Even after millions of parts produced, we still watch for incremental improvements. Every production batch receives physical and dynamic testing, and we keep a direct feedback loop with end users to identify new field challenges. If dimensional stability starts to drift in a niche application, we tune the additive mix. If automotive standards grow stricter, we tweak melt flow controls to exceed every tolerance window. Our team has grown with the product, backing up our claims with test data and live service reports.
Every designer faces a moment when the classic acetal resin doesn’t quite deliver—increased wear on articulating arms, an upturn in field complaints about noise, a sudden regulatory shift on allowable ingredients. Over the years, our custom team has solved these pains not by guessing, but by sitting with the samples as they come off the presses, by listening during failure analysis, and by tracking performance in the most grueling equipment cycles.
Out-of-the-box thinking led to POM+High Lubricity’s balanced properties. We began with modest additive loads, saw the slip coefficients tumble and machinability rise, then incrementally increased lubricity until we reached the current, stable formula. Instead of chasing theoretical advantages or copying others, the focus stayed on actual part output, real world conditions, and honest reporting of what works—and what doesn’t.
When an electric motor client reached out after experiencing recurring connector sticking in humid environments, we fine-tuned the internal lubricant blend, then tested both physical and electrical performance in their assemblies. The final switch produced a multi-year drop in warranty returns. Similar results occur again and again for clients running cash drawers, curtain glides, seat positioners, or assembly jigs that must move freely for years on end.
End markets keep evolving. Manufacturers building self-driving vehicles, remote home appliances, and smart office equipment carry ever-higher expectations for reliability without extra maintenance. The move to electrification underscores the need for materials with both mechanical and insulating strength. POM+High Lubricity adapts to these shifts, supporting agile new designs with its built-in slip, without the assembly headaches of oils or greases that may migrate or degrade performance.

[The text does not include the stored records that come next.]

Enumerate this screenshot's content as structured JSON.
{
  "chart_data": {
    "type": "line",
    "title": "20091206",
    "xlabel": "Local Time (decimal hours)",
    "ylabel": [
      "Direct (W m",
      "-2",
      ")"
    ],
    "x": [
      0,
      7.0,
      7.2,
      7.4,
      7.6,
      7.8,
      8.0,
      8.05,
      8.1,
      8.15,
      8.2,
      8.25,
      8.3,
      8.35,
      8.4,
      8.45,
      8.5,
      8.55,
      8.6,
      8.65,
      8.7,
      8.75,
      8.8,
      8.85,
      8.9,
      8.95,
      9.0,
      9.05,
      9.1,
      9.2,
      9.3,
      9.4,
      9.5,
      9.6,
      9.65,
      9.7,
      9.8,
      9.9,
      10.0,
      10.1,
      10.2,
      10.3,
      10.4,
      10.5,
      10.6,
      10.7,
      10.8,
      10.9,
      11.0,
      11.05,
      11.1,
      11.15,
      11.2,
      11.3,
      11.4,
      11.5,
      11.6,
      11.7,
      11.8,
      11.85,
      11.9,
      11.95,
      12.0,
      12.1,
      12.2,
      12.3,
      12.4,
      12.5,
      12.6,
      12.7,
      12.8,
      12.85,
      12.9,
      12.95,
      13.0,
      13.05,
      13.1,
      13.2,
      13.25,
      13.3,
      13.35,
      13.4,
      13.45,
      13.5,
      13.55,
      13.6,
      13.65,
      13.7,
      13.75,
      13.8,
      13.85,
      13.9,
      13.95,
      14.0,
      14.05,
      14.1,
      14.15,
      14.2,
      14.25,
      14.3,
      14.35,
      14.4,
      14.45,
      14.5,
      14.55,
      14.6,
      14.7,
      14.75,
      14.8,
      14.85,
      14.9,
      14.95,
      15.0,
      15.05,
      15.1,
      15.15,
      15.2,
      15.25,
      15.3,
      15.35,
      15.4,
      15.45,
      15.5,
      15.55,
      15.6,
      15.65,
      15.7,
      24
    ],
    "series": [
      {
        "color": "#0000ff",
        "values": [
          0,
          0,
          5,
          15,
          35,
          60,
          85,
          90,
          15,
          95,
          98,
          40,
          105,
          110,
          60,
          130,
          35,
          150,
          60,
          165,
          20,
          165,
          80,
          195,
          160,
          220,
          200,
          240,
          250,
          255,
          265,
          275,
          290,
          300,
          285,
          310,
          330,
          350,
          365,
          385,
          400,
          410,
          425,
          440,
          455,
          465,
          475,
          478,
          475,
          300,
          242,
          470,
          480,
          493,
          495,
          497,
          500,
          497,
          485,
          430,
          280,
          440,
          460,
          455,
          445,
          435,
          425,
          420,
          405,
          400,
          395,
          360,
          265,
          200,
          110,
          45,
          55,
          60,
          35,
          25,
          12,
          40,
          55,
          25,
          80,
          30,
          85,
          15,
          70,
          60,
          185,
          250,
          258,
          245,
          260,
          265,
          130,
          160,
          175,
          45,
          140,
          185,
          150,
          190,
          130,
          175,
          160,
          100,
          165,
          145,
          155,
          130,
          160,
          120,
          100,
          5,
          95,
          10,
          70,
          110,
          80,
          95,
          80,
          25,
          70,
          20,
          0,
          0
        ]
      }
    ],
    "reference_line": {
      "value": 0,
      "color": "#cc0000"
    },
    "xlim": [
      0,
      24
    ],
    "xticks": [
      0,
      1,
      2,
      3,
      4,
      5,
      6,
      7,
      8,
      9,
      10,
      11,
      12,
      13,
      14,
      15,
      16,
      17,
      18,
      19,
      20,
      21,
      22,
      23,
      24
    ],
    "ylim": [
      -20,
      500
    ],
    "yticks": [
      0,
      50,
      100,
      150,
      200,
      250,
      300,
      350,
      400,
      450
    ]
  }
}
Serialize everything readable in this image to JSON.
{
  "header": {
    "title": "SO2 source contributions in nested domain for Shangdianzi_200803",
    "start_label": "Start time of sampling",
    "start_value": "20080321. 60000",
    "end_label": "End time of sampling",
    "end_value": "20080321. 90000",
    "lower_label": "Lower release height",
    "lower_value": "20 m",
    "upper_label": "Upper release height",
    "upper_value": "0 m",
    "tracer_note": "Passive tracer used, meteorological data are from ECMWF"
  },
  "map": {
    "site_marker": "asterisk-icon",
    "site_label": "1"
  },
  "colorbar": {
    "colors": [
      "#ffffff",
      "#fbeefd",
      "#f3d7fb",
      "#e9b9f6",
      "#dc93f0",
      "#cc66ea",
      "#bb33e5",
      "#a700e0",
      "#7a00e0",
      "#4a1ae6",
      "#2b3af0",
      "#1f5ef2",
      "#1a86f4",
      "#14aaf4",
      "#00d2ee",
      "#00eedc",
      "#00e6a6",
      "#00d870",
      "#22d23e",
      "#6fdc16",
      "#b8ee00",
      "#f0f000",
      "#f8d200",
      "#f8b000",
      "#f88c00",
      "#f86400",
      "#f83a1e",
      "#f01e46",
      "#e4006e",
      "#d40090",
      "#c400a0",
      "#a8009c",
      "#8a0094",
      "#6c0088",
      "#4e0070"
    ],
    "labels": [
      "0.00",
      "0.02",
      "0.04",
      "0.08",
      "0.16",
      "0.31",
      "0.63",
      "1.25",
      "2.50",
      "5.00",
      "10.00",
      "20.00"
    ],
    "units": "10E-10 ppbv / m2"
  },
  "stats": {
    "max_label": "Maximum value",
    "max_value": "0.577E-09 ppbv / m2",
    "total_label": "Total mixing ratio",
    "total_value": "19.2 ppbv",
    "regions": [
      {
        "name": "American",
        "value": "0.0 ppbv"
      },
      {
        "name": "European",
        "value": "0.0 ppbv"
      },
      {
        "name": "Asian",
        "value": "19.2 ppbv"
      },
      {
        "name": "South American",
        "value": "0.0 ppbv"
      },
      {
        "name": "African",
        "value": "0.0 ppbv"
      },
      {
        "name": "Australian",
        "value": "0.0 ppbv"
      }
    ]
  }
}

Medical device designers find the low particulate shedding and chemical neutrality attractive when building in automatic dosing pumps, actuator valves, or portable diagnostic equipment. In the renewable energy sector, sliding links in actuators for solar arrays and wind turbine control systems now rely on its friction resistance. The trend across industries is unmistakable: less external lubrication, more integrated durability, and higher expectations for both cleanliness and repeatability. We have adapted both the formulation and manufacturing approaches to meet these expectations.
Discussing the story behind POM+High Lubricity with product designers and process engineers, one theme stands out—successful high-performance products hinge equally on material science and hands-on understanding of how products get used. By drawing on long-term studies, test results, and continuous improvement from cross-industry partnerships, we have seen POM+High Lubricity enable new designs that simple acetal never could. The reduction in friction, noise, and maintenance remains tangible, not just for OEMs and assembly line operators, but for end users experiencing a smoother interaction with everyday products. That kind of downstream impact is what compels us as a manufacturer to keep perfecting not only the plastic itself, but the practical value it brings to every link in the chain.